Which has brought me to the reason some readers will, I think, not get on at all with The Ministry for the Future. It is very much its own type of novel: the author has thrown overboard most expressions of plot, character development or insight and indeed, largely of writing conventional fiction here. It is, in that respect, worlds away from New York 2140 which was similarly focussed on climate change but, recognisably, also a novel driven by its characters' lives and choices.
For my part, I greatly enjoyed this book. I liked the way that Kim Stanley Robinson draws out an argument that addressing climate change will require not simply the spending of money or the passing of laws, but a complete reordering of society and its values ('What's good for the land is good for us'). At one level that makes it all seem even more daunting: at another it's a radical vision that feels achievable, paradoxically, not in spite of, but because of, the size of the task.
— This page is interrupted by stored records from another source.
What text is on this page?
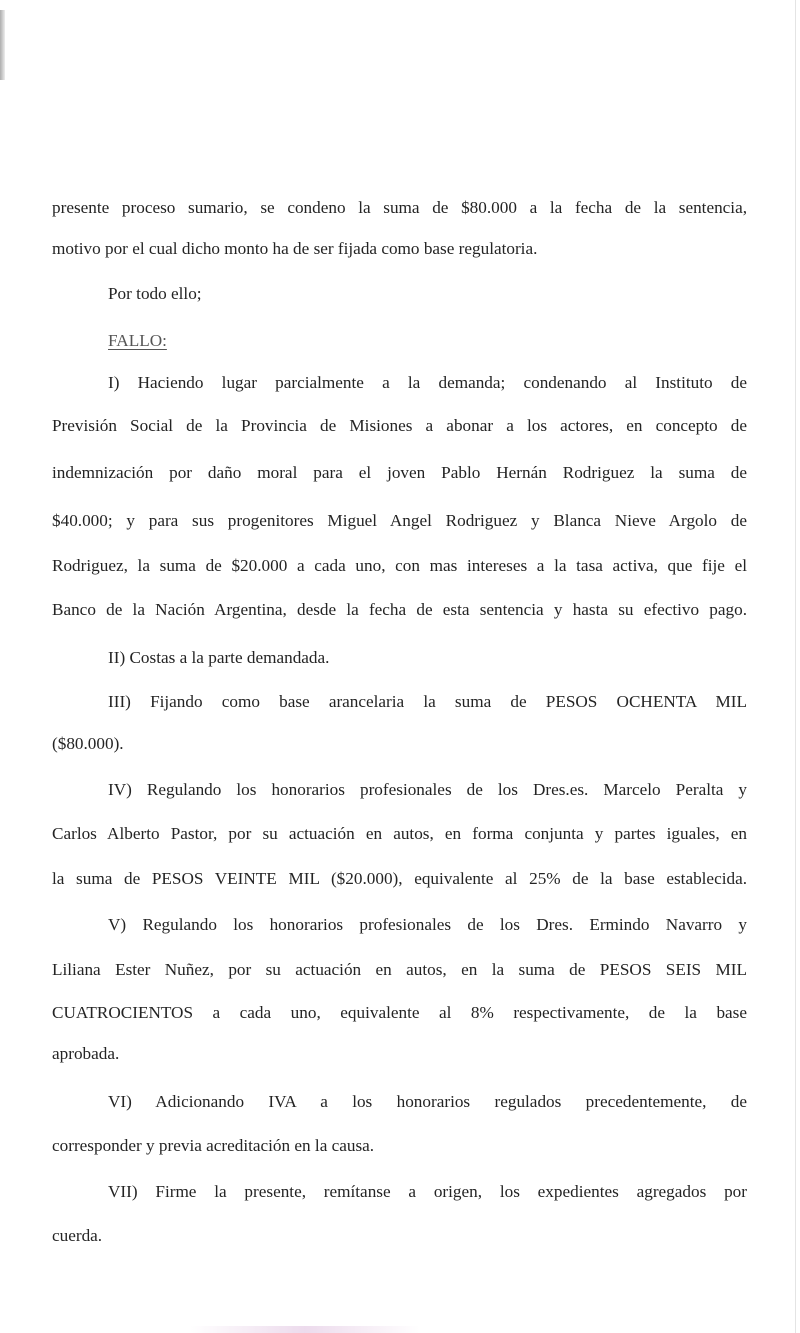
presente proceso sumario, se condeno la suma de $80.000 a la fecha de la sentencia,
motivo por el cual dicho monto ha de ser fijada como base regulatoria.
Por todo ello;
FALLO:
I) Haciendo lugar parcialmente a la demanda; condenando al Instituto de
Previsión Social de la Provincia de Misiones a abonar a los actores, en concepto de
indemnización por daño moral para el joven Pablo Hernán Rodriguez la suma de
$40.000; y para sus progenitores Miguel Angel Rodriguez y Blanca Nieve Argolo de
Rodriguez, la suma de $20.000 a cada uno, con mas intereses a la tasa activa, que fije el
Banco de la Nación Argentina, desde la fecha de esta sentencia y hasta su efectivo pago.
II) Costas a la parte demandada.
III) Fijando como base arancelaria la suma de PESOS OCHENTA MIL
($80.000).
IV) Regulando los honorarios profesionales de los Dres.es. Marcelo Peralta y
Carlos Alberto Pastor, por su actuación en autos, en forma conjunta y partes iguales, en
la suma de PESOS VEINTE MIL ($20.000), equivalente al 25% de la base establecida.
V) Regulando los honorarios profesionales de los Dres. Ermindo Navarro y
Liliana Ester Nuñez, por su actuación en autos, en la suma de PESOS SEIS MIL
CUATROCIENTOS a cada uno, equivalente al 8% respectivamente, de la base
aprobada.
VI) Adicionando IVA a los honorarios regulados precedentemente, de
corresponder y previa acreditación en la causa.
VII) Firme la presente, remítanse a origen, los expedientes agregados por
cuerda.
I also enjoyed Mary Murphy's evolving quest, throughout this book, for the strongholds of power - pursuing the leaders, the legislators, the bankers, the economists (dismissed pretty scathingly) who all seem to shuffle off responsibility to others, combining handwriting with adroit passing on of the problem. To a degree, Murphy's approach correspondingly evolves into a kind of administrative ju-jitsu, using the system's flaws themselves for leverage on the problem. Is that feasible in reality? I don't know, any more than I know whether the idea of pumping out the water from the base of a glacier, to prevent it lubricating the ice and to slow down the rate of flow, is feasible. Thy book seems to have some good ideas which sound plausible, but I'm not a banker, I'm not an engineer, I don't know.
All this may make The Ministry for the Future sound very dry, and indeed it is overwhelmingly factual, until the last 50 pages or so. But that's not so say there isn't excitement, even drama and danger here. A section towards the middle where Murphy is forced to trek through the alps at night (she's no climber) is a tense and beautifully described mini adventure. There are human-scale tragedies here alongside the planetary ones, even if they play a rather minor role in the book.
Above all I think this book does convey a sense of hope - something we certainly need right now. Remember, revolutions are built on hope - and if there's one thing this book does assume and, I think, go a fair way to establishing, it's the radical, the revolutionary, changes that are needed in the coming decades to avert catastrophe. So let's hang on to our hope!